De resto, a clareza constitucional do § 2º do art. 5º, do qual se lê que os direitos e garantias previstos neste artigo não excluem outros decorrentes dos princípios e do regime adotado pela Constituição e dos tratados internacionais em que a República Federativa do Brasil seja parte, o que dá mostras do color receptivo de qualquer direito fundamental que constitua avanço ao Estado Democrático de Direito.

3. Do Direito Eleitoral

Embora de larga similitude com o Direito Político, bem é de ver-se que este tem conceito mais amplo e abstrato do que o Direito Eleitoral.

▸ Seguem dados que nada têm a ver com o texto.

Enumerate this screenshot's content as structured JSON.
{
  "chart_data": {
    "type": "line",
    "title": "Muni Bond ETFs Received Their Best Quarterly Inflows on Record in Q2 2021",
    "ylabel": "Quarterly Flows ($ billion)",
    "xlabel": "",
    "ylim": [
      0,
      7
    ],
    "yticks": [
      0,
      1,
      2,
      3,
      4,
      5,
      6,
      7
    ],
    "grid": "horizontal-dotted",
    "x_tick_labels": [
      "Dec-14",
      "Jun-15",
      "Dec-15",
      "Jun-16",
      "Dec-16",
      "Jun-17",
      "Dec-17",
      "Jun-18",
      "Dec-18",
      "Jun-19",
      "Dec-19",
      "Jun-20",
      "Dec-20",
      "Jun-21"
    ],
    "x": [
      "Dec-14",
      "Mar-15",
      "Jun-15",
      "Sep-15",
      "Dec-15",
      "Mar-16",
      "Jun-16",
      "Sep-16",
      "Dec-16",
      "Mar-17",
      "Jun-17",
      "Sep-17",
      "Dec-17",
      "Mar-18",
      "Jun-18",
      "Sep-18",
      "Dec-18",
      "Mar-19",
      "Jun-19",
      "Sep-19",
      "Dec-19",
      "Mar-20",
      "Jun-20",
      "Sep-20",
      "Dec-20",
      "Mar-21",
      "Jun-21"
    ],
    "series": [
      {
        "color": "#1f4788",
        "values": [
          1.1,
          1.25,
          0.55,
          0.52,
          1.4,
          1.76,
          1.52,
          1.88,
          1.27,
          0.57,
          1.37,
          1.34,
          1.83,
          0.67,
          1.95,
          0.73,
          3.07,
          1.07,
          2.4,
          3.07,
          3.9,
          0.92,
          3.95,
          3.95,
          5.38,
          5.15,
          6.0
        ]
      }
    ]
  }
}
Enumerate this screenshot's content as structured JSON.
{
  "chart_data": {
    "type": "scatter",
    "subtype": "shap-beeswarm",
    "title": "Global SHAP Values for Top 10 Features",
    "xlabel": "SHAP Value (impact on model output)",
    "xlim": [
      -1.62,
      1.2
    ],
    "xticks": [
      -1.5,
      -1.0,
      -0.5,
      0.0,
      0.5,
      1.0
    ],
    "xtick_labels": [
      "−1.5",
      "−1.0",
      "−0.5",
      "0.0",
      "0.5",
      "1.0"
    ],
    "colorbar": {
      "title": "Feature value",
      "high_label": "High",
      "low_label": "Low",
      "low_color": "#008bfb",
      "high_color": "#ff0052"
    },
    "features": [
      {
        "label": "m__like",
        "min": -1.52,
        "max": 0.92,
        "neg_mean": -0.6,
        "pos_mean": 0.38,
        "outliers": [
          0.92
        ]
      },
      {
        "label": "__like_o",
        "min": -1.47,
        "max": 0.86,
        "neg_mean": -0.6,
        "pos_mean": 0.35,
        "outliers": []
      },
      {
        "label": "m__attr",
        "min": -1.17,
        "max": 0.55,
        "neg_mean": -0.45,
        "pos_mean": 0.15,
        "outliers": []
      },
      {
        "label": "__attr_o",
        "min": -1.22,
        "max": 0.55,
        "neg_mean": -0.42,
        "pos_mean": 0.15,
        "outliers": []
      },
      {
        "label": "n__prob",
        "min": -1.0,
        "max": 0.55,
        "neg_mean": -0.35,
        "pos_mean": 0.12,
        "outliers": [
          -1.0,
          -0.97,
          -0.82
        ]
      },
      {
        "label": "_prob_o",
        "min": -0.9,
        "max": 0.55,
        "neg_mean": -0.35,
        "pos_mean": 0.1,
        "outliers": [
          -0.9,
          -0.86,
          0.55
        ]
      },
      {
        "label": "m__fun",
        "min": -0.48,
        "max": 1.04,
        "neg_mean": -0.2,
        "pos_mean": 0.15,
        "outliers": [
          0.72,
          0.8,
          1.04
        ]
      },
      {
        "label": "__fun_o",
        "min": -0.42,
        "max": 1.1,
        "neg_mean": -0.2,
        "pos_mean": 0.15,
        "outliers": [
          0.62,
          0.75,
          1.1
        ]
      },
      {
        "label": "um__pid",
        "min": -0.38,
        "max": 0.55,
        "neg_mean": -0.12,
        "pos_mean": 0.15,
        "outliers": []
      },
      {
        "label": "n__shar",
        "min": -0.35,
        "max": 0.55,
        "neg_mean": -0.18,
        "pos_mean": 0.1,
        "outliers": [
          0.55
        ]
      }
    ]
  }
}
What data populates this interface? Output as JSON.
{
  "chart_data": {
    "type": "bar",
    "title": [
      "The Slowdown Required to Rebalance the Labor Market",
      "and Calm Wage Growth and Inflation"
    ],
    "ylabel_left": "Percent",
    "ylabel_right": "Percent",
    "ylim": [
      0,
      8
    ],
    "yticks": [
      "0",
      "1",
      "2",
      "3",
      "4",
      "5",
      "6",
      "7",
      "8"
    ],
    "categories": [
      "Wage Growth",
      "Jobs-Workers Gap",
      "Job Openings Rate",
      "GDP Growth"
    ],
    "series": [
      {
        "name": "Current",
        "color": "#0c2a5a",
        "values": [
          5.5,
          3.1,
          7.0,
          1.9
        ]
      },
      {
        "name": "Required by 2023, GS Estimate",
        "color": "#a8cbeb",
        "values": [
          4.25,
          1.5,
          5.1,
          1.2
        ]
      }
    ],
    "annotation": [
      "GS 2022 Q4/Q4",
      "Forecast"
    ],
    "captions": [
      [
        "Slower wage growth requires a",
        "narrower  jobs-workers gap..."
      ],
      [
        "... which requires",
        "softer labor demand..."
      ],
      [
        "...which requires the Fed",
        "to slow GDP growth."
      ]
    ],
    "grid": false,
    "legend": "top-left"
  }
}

O Direito Eleitoral deve ser considerado como o ramo do Direito Público que estuda o conjunto de normas que regulam o processo de alistamento, de filiação partidária, de convenções partidárias, registro de candidaturas, propaganda política eleitoral, votação, apuração, proclamação dos eleitos, prestação de contas de campanhas eleitorais e diplomação, bem como as formas de acesso aos mandatos eletivos por meio dos sistemas eleitorais (Marcos Ramayana, 20085), ou, ainda, o ramo do Direito Público que trata dos institutos relacionados com os direitos políticos e das eleições, em todas as suas fases, como forma de escolha dos titulares dos mandatos eletivos e das instituições do Estado (Joel José Cândido, 20086).

Enfim, o Direito Eleitoral norteia-se, em breve síntese, pelas seguintes fases do processo eleitoral: alistamento, votação, apuração e diplomação dos eleitos. Impõe-se constar, por oportuno, outra nova fase que emerge, hodiernamente, mercê da instituição do que se convencionou denominar de fidelização partidária no ordenamento jurídico pátrio.

4. Dos direitos políticos

Os direitos políticos são, por assim dizer, o plexo de regras que se colocam a disciplinar o direito eleitoral. Sob tal enfoque, conforme Rosah Russomano, os direitos políticos, visualizados em sua acepção restrita, encarnam o poder de que dispõe o indivíduo para interferir na estrutura governamental, através do voto7.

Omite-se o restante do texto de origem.